Film Review: Mia Madre (2015)

Shots from "Mia Madre"

Having one of your parents die is one of the things in life that can’t be properly prepared for. Like being in love for the first time or witnessing the birth of your children, you can read every book that’s ever been written on the subject but until it happens to you, you’ll never truly understand what it’s like. It’s something that many, if not most, of us will inevitably have to tackle at some point, and the new film by Palme d’Or winning Italian director Nanni Moretti explores it with both humour and poignancy.

Margherita (Marghertia Buy) is a director deep into the shoot of her new film about a factory strike. It’s a social-realist drama which seems to be going alright but the introduction of the American/Italian actor Bary Huggins (John Turturro) throws the production awry. He can’t remember half his lines, his Italian pronunciation is off, and he’s so vain he probably thinks this song is about him. But directing a movie is only part of Margherita’s swirling worries. Away from the shoot a recent break-up still troubles her, her adolescent daughter is struggling at school and most important of all her mother (Giulia Lazzarini) has been hospitalised and doesn’t seem to be getting any better.Mia Madre poster

Mia Madre – ‘My Mother’ in English – is partly auto-biographical for Moretti whose mother passed away as he was finishing his 2011 film We Have a Pope. Most of the big themes explored here -which include life, death, love and film-making – are ones that Moretti has obviously spent a lot of time contemplating in the last few years.

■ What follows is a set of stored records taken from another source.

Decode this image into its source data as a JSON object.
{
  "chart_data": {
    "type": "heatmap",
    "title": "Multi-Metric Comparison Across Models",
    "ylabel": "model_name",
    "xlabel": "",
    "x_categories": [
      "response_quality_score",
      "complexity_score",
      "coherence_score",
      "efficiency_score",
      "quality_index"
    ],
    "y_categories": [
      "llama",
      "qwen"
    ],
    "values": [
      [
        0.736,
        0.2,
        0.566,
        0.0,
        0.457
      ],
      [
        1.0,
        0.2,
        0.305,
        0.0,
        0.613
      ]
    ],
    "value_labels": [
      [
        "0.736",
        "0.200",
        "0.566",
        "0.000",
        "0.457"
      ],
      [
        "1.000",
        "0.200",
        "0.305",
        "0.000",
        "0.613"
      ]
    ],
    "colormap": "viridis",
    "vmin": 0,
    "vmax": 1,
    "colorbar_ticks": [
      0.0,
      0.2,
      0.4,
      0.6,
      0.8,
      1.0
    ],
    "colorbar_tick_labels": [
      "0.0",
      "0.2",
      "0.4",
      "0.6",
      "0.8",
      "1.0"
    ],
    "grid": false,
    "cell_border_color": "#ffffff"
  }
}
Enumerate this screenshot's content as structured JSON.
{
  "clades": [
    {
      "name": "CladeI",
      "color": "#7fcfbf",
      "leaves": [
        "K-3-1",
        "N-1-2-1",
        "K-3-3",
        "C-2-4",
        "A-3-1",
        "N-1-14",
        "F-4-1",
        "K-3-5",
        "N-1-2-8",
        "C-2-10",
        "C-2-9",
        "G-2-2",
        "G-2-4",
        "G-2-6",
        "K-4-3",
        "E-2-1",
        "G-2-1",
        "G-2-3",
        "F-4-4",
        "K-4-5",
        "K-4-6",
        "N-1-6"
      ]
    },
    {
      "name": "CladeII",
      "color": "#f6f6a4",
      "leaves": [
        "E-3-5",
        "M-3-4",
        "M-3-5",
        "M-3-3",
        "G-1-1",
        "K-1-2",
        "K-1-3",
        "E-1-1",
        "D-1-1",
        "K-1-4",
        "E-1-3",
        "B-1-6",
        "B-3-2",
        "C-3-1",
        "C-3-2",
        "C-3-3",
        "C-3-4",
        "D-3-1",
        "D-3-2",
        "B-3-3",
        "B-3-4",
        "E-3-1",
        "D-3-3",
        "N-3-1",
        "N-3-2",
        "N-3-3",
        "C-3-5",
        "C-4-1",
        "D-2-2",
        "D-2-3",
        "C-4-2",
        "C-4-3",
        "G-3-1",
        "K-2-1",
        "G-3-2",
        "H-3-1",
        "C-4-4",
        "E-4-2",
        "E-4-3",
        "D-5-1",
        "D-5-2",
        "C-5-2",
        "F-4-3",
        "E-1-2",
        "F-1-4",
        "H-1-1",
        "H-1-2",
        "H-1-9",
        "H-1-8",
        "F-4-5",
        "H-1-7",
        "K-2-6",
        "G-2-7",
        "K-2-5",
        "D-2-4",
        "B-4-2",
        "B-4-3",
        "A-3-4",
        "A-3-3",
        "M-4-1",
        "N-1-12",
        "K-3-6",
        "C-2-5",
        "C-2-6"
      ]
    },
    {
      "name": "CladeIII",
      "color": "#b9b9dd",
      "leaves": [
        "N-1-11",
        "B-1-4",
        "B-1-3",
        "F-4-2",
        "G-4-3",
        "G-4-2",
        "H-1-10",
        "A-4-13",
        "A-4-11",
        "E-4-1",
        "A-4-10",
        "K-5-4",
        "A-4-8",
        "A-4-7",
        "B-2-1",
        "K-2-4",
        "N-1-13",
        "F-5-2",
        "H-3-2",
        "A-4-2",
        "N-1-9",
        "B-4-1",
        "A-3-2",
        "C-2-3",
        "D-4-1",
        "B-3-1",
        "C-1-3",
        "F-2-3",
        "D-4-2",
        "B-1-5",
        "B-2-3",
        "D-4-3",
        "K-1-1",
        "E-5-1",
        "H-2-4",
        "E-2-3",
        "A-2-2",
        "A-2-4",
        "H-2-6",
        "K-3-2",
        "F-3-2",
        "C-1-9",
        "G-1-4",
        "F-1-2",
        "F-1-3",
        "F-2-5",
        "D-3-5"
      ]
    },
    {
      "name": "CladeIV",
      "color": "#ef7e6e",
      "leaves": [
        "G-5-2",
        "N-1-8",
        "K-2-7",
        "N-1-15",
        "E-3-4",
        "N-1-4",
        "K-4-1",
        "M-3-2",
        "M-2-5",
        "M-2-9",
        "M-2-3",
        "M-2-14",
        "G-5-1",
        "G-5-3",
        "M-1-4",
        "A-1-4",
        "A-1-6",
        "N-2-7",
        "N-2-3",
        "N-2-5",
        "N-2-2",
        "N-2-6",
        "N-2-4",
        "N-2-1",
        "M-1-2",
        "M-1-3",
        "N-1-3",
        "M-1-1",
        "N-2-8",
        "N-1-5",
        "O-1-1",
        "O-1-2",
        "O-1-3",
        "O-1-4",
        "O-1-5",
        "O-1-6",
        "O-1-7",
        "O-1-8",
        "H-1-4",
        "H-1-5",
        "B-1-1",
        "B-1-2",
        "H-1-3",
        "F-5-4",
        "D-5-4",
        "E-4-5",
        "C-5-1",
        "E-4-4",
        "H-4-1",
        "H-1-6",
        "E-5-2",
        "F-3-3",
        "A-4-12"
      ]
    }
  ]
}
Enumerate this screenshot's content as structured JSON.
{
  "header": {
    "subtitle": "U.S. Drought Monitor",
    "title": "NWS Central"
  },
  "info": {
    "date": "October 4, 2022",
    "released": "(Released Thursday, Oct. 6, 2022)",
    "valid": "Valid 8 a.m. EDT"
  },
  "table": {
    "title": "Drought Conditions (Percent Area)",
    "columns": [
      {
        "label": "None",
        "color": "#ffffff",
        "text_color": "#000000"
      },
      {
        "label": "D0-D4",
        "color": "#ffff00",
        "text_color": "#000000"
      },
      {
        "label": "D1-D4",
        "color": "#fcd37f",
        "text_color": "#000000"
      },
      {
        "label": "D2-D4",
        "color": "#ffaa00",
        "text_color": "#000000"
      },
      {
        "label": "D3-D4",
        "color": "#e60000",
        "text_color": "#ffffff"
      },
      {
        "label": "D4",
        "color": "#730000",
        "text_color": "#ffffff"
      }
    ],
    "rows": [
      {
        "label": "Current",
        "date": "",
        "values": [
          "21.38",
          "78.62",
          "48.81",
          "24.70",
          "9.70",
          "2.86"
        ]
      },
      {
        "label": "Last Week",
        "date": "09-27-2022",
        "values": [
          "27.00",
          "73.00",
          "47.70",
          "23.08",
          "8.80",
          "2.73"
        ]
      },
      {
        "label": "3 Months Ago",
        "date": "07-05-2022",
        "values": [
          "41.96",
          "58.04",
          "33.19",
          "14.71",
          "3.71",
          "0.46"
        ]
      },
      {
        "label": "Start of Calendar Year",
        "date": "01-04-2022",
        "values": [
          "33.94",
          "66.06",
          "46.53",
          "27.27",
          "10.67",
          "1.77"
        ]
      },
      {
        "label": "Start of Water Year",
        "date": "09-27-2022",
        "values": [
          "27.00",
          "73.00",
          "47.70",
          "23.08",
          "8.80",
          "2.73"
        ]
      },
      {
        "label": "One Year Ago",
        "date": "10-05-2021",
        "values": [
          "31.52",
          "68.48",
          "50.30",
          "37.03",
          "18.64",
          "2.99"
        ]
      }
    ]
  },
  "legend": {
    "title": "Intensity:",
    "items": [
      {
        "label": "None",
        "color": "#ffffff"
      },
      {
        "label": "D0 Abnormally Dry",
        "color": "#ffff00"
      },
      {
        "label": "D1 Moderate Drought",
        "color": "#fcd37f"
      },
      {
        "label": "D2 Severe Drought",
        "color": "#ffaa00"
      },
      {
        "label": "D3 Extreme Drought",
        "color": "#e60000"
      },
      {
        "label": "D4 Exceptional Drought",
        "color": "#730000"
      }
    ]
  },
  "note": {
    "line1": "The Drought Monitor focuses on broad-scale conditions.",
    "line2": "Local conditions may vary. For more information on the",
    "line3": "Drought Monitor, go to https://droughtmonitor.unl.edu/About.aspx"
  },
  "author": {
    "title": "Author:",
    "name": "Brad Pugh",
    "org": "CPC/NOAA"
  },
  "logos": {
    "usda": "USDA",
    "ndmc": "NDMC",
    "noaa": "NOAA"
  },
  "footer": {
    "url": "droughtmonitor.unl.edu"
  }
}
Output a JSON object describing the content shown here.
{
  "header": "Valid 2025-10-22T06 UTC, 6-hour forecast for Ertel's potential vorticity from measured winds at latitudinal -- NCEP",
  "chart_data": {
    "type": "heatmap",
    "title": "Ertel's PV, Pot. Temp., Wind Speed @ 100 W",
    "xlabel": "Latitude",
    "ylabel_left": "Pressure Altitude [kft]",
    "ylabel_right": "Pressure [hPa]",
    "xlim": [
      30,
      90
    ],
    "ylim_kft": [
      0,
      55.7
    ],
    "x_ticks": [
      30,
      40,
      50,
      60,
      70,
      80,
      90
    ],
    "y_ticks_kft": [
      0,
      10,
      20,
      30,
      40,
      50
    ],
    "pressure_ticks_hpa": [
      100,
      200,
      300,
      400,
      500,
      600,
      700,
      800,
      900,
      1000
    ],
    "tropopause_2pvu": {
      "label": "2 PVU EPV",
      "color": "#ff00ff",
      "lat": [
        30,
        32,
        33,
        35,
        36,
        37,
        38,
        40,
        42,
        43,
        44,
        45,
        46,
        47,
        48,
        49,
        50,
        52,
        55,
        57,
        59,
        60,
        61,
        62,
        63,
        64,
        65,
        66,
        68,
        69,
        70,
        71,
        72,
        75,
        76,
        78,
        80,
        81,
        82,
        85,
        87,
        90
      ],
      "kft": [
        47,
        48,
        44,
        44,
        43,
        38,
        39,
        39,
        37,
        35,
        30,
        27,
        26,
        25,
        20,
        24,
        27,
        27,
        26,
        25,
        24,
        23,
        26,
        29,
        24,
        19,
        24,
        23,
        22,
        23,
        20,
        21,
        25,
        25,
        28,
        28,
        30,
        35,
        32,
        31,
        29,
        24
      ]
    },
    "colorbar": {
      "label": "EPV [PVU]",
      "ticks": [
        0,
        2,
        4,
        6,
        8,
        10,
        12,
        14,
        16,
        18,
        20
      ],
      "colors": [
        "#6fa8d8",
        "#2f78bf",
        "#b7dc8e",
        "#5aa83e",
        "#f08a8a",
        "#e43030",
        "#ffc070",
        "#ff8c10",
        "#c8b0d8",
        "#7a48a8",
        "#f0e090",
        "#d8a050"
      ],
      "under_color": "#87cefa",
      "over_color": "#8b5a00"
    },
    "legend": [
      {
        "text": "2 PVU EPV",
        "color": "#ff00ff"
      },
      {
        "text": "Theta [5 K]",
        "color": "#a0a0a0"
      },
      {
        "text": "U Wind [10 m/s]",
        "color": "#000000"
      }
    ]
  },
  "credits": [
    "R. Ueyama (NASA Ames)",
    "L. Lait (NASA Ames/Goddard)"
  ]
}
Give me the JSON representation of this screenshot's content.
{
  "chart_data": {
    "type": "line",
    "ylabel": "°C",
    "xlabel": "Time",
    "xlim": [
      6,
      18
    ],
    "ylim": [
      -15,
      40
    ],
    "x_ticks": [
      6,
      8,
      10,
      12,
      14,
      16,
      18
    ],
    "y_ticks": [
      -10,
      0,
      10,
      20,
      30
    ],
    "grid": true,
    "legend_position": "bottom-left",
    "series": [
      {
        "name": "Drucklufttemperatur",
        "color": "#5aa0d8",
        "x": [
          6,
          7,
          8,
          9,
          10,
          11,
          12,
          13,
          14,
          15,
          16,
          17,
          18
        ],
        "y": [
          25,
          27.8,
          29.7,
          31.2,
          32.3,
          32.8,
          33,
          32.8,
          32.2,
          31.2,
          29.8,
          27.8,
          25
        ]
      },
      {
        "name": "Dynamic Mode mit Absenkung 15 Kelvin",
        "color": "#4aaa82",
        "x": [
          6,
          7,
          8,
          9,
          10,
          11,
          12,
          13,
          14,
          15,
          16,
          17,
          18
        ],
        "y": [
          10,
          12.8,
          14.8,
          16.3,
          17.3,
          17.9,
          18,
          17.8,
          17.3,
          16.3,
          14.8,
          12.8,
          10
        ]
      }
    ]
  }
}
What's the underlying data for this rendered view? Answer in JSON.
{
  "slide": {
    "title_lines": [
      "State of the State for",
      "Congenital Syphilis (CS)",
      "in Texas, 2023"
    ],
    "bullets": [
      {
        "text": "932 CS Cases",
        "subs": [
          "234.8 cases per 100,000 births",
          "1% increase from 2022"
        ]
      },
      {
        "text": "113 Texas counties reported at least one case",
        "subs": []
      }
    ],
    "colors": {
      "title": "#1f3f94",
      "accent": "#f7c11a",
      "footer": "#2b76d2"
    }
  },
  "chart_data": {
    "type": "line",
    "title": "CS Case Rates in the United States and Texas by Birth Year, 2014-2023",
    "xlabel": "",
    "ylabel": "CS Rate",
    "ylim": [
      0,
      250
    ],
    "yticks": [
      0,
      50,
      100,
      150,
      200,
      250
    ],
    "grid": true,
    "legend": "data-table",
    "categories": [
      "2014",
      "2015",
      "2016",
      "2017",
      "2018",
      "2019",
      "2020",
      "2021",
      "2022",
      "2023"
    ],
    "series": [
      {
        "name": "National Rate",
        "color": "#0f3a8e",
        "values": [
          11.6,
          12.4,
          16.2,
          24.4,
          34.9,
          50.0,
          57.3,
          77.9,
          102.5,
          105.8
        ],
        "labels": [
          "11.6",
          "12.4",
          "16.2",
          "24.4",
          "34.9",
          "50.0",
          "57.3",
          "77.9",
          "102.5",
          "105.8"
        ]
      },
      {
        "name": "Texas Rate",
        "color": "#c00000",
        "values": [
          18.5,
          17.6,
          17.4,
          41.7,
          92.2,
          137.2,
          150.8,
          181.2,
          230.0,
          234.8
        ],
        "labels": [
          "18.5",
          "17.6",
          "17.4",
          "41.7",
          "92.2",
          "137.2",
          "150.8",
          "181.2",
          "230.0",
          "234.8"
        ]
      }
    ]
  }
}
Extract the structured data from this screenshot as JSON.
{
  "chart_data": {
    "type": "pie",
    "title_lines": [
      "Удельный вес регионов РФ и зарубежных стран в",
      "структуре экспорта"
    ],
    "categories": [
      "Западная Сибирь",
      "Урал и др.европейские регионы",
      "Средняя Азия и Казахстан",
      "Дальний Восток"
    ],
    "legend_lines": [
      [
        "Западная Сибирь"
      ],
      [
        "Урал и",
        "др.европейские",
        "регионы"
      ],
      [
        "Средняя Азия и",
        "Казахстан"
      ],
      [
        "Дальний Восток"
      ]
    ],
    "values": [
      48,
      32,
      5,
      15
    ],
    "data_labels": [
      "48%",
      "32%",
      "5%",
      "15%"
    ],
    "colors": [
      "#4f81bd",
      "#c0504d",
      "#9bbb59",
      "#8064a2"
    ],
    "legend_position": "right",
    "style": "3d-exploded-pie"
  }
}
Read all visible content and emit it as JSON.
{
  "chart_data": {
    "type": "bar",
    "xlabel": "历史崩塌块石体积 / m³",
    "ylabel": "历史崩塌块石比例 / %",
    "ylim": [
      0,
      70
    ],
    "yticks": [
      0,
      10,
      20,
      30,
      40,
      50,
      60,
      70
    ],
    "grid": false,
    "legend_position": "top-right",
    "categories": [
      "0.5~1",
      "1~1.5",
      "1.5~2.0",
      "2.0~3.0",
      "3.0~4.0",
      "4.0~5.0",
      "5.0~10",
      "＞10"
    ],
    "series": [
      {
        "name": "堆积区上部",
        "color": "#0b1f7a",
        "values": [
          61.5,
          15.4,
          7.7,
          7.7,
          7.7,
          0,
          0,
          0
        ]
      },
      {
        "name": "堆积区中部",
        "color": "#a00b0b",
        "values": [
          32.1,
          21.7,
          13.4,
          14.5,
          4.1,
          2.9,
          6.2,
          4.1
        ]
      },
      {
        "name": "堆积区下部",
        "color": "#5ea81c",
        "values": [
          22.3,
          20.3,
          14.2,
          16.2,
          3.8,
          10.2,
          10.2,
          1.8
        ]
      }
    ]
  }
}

Moretti actually plays a role as Margherita’s brother who seems to be equally as affected by the impending death of his mother, although dealing with it in his own way. One of the film’s most touching moments is seeing the carefully prepared food that he brings to his mother while she’s in hospital, this being Italy where food isn’t so much a meal as it is a way of life.

Stories about the deaths of parents have been the basis for many really good films – a few recent examples include Cheryl Strayed’s story Wild, Tim Burton’s Big Fish and Mike Mills’ beautiful little gem Beginners. Mia Madre has been getting some very good reviews around the world and winning awards at many festivals, including last year’s Cannes. As good as a lot of the film is, the opinion presented here seems different from the general reaction that it’s getting. Moretti has made a good film, not a great one.

The tone seems to swing around a lot. Any film which deals with parental death is inevitably going to have a sombre mood but the other half, which is about John Turturro and the film shoot, is played for laughs. Turturro hams it up playing a buffoonish actor and has a lot of fun while doing so, but the effect seems to weaken what might have otherwise been a very effective meditation on the slow decay of Margherita’s mother. It’s understandable to want to break up both story lines – one would make the film humorous and the other would make it quite sad – but the result is that each one contradicts the other and makes it weaker. This and the problem that some sections do drag spoil what is otherwise a perfectly good film.

Despite not reaching the heights that it might have otherwise risen to there are some genuinely fine moments here. Little glimpses into humanity like when the excellent Giulia Lazzarini’s Ada quietly muses that as you get older everyone around you seems to think you’re dumber. Or when Margherita breaks down and starts wondering what is going to happen to all the books her mother has collected over a lifetime, with so many hours spent pouring over innumerable words which amount to absolutely nothing at the end of her days.

Whether he hits all the targets he aims for is debatable but the deeply human themes and emotions that Nanni Moretti tries to tackle with Mia Madre are commendable.

Mia Madre is in cinemas from 28th April through Palace Films.